Monsieur le président, madame la secrétaire d'État, mes chers collègues, le Palais du Luxembourg est devenu depuis quelques mois un Palais des lamentations.

En effet, nombre de nos collègues ayant voté en faveur du bouclier fiscal voilà maintenant quelques années se lamentent à longueur de temps : « comment avons-nous pu voter un dispositif aussi injuste ? ». Et ces lamentations sont entendues bien au-delà du Palais du Luxembourg. Nos concitoyens, pour 67 % d’entre eux, considèrent que le bouclier fiscal est totalement injuste, cependant que 87 % jugent qu’il faut demander aux plus riches de participer davantage à la solidarité fiscale, bien nécessaire aujourd’hui.

C’est dire que la suppression de ce bouclier se justifie pleinement. Nous l’avons demandée à maintes reprises dans le cadre des amendements que nous avons pu présenter lors de l’examen des lois de finances.

À l’Assemblée nationale, nos collègues socialistes ont également déposé une proposition de loi qui est débattue ces jours-ci. Nous sommes donc en cohérence avec nos collègues quant à la réponse à apporter : il faut supprimer le bouclier fiscal, et c’est pour nous une évidence.

Mais, au-delà de cette suppression, il faut remettre en cause la politique fiscale mise en œuvre depuis 2002. Au fond, ce bouclier fiscal n’est pas un avatar d’un dispositif qui aurait été imaginé par Michel Rocard, Dominique Strauss-Kahn ou d’autres encore ; c’est une composante d’un tout, et les mêmes objectifs ont été développés depuis 2002 pour justifier cette politique fiscale.

Je rappelle les objectifs visés : encourager l’initiative et l’investissement, et rechercher de la croissance supplémentaire. Tout cela a été dit depuis 2002 ! Je vous rappelle que la France, au sortir de l’expérience Jospin, avait l’un des meilleurs taux de croissance de l’Europe !

Mais on nous a dit alors qu’on allait faire encore mieux en matière de croissance, le dispositif fiscal devant contribuer à amplifier cette dernière ; on nous a dit que le dispositif permettrait de faire revenir en France des exilés fiscaux, véritable manque à gagner pour notre pays, et qu’il favoriserait l’implantation d’entreprises multinationales et la domiciliation en France de cadres ayant tendance, du fait de notre dispositif fiscal, à se domicilier dans d’autres pays européens.

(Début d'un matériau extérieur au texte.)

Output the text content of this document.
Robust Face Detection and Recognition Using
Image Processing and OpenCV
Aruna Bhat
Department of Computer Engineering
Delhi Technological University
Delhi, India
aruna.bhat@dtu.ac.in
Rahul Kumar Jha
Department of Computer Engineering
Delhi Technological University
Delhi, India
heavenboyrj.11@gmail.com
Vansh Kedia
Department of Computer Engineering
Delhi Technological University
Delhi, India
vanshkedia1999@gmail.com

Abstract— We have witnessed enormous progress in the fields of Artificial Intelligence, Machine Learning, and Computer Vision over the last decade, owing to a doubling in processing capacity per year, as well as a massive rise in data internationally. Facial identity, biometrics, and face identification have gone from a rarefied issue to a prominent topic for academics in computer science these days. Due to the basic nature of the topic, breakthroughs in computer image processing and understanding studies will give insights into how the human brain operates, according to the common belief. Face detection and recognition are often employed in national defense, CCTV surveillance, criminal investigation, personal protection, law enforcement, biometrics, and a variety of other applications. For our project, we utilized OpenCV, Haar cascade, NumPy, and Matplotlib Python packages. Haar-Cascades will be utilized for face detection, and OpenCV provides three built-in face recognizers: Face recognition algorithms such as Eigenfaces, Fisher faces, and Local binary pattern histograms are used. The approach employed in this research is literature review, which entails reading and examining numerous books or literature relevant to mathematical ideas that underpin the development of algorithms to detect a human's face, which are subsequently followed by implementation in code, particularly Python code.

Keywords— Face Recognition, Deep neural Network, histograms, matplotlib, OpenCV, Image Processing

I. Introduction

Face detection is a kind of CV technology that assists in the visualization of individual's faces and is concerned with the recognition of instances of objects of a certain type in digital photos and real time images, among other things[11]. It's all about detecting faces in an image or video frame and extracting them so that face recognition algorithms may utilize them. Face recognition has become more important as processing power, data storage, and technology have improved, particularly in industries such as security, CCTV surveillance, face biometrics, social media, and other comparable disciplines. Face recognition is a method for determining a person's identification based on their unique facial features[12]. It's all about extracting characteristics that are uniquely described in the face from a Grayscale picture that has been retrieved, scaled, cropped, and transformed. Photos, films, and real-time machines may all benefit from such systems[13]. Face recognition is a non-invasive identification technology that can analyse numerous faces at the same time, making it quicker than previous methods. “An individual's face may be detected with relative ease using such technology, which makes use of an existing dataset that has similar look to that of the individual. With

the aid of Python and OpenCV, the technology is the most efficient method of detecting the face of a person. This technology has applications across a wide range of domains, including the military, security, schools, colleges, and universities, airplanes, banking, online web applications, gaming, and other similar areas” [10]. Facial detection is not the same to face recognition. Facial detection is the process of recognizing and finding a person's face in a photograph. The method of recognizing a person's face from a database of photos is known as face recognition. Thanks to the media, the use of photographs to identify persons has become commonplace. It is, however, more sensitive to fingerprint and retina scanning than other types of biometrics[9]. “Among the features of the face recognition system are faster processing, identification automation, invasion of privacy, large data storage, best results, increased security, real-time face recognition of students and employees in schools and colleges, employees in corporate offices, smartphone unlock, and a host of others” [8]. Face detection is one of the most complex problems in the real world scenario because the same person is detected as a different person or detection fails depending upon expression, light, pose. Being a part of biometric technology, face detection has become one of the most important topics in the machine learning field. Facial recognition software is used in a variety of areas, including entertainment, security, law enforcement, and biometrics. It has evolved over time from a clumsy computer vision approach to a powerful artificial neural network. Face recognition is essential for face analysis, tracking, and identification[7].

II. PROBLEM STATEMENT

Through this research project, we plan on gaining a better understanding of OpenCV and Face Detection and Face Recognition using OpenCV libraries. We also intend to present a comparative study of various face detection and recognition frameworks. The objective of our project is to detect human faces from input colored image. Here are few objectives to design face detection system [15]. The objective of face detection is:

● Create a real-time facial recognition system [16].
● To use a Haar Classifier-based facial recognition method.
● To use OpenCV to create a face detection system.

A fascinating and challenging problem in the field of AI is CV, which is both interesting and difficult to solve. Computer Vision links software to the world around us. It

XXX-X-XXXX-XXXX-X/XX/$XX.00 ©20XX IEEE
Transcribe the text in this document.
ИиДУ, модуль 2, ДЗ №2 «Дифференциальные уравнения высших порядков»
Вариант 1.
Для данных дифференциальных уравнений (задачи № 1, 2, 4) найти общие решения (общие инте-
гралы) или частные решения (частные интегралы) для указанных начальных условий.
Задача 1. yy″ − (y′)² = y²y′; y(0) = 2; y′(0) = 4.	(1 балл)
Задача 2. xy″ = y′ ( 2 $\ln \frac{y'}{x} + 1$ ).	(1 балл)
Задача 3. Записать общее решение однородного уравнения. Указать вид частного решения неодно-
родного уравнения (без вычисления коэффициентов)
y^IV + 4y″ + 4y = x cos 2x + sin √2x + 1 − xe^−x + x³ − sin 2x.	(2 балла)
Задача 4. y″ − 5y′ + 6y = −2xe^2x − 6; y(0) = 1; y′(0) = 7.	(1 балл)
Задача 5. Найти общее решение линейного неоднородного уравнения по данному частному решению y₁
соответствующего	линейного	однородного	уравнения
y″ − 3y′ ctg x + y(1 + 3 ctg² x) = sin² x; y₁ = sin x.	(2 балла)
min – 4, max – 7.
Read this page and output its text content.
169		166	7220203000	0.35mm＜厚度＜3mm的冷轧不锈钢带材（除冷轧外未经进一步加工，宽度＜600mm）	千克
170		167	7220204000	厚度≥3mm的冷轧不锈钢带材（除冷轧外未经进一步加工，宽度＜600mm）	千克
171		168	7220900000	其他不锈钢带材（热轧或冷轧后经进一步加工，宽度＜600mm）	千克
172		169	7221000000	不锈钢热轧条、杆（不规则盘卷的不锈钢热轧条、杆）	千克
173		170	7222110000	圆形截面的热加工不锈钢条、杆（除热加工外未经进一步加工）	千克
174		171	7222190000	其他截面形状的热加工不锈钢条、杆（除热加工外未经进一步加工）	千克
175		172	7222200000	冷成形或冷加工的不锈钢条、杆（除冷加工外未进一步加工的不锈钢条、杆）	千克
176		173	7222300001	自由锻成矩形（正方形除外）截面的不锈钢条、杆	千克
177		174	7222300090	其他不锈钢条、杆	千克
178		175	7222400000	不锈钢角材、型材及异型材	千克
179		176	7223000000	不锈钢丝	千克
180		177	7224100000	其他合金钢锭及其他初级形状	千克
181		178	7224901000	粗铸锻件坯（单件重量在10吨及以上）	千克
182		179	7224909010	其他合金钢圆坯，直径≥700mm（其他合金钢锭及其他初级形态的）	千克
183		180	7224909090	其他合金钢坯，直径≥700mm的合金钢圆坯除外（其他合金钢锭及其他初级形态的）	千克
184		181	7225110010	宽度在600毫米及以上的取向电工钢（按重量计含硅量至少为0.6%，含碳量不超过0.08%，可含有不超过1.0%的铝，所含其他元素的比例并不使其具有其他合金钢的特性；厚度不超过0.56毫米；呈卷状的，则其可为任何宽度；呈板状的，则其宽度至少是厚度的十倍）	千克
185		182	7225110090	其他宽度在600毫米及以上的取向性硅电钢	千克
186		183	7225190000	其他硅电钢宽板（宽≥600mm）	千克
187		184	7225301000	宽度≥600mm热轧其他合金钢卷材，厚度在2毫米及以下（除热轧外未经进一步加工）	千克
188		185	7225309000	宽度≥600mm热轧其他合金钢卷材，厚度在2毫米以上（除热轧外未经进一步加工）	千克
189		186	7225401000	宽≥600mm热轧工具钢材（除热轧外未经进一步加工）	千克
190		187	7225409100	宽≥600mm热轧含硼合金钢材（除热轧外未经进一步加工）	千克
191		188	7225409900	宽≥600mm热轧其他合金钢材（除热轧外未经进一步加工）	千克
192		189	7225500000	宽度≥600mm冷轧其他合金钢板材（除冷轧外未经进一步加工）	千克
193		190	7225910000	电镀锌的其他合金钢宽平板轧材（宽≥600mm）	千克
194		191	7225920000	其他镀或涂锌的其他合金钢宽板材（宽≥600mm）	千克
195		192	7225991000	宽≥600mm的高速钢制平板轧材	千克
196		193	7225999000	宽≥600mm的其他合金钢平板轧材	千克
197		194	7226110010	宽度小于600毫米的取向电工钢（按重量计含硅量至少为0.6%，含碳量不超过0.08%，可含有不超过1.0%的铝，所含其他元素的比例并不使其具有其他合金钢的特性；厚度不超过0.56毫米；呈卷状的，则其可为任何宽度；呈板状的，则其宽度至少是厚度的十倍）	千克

Cette politique fiscale a-t-elle produit des effets ? Une chose est sûre, c’est qu’elle a coûté très cher au budget de l’État ! Le rapport de la Cour des comptes, présenté l’an passé par le regretté Philippe Séguin, nous indiquait déjà que, dans le déficit total de 140 milliards d’euros, le déficit structurel s’élevait à 70 milliards d’euros, l’essentiel de ce dernier étant dû aux décisions prises par les gouvernements depuis 2002 en matière de baisse des recettes.

Incontestablement, on peut considérer que la politique mise en œuvre depuis 2002 sur le plan fiscal aboutit aujourd’hui à une moins-value de recettes fiscales de 50 milliards d’euros – le chiffre est fourni par la Cour des comptes et ne supporte pas de contestation –, alors que le déficit de la France est de 140 milliards d’euros.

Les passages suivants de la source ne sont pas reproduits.